April 10, 2009

Synonymous mutations not evolutionarily neutral

Synonymous mutations are changes in the DNA sequence that do not affect the type of amino acids produced. For this reason they have been thought of as neutral in terms of evolution and thus unaffected by selection (although see here for criticisms of tests using the synonymous/non-synonymous ratio to detect selection).

The new paper in Science shows how synonymous mutations affect gene expression, and thus phenotypes. From ScienceDaily:

Synonymous mutations do not change the amino-acid sequence of a protein, but they can nevertheless influence the amount of the protein that is produced. The researchers identified the mechanism underlying this regulation: synonymous mutations determine mRNA folding and thereby the eventual protein level. The researchers also identified a class of mutations that did not directly affect protein levels but slowed bacterial growth.

For biologists, these results fundamentally change the understanding of the role of synonymous mutations, which were previously considered evolutionarily neutral.

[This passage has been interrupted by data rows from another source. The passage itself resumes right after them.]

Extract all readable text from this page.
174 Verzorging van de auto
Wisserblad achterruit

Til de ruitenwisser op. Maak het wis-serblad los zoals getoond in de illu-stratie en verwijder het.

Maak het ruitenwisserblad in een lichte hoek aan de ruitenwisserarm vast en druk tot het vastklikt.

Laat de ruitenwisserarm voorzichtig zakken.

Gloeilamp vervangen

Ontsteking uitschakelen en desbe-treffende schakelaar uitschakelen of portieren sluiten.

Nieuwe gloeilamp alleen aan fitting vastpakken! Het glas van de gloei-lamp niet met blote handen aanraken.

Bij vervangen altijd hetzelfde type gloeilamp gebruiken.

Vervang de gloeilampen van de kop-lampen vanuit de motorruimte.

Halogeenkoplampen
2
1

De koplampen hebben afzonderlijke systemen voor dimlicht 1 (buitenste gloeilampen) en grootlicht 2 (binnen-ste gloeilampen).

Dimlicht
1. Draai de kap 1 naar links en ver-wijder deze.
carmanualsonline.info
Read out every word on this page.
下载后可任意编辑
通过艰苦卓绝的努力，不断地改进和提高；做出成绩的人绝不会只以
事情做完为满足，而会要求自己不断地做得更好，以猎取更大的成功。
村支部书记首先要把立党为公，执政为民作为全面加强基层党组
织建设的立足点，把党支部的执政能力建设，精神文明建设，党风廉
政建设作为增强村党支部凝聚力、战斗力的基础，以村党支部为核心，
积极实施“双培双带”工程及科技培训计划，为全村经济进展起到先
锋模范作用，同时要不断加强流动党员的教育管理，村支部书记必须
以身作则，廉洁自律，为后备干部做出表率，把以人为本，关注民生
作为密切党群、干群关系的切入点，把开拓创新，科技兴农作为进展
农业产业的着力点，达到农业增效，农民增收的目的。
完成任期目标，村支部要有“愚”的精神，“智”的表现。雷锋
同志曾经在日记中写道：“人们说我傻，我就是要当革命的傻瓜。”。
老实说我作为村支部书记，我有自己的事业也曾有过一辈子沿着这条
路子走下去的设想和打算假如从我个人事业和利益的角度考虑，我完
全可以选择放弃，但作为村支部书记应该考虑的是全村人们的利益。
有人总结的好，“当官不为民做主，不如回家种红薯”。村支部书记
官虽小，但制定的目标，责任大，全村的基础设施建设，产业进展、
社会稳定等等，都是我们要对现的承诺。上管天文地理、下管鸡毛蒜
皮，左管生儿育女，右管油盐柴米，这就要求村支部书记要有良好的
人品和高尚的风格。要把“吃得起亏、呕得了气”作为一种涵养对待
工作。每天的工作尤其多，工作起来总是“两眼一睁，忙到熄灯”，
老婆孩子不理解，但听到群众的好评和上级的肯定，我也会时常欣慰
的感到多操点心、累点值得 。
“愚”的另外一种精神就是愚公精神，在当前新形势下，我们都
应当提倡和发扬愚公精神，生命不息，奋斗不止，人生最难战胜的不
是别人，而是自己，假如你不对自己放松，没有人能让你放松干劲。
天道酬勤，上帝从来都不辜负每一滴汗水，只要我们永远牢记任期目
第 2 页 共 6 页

Science doi:10.1126/science.1170160

Coding-Sequence Determinants of Gene Expression in Escherichia coli

Grzegorz Kudla et al.

Abstract

Synonymous mutations do not alter encoded protein, but they can influence gene expression. To investigate how, we engineered a synthetic library of 154 genes that varied randomly at synonymous sites, but all encoded the same green fluorescent protein (GFP). When expressed in Escherichia coli, GFP protein levels varied 250-fold across the library. GFP messenger RNA (mRNA) levels, mRNA degradation patterns, and bacterial growth rates also varied, but codon bias did not correlate with gene expression. Rather, the stability of mRNA folding near the ribosomal binding site explained more than half the variation in protein levels. In our analysis, mRNA folding and associated rates of translation initiation play a predominant role in shaping expression levels of individual genes, whereas codon bias influences global translation efficiency and cellular fitness.

Link

1 comment:

AK said...

This should have been obvious. Although a similar mechanism may not exist in most Eukaryotes, there are other mechanisms that might. For instance, exact matching by microRNA segments might be thrown off by "synonymous" changes.

This points up the problems with such simplistic assumptions. Recent work in genetics contains many such assumptions, and it's likely that more of them will be overturned in the future.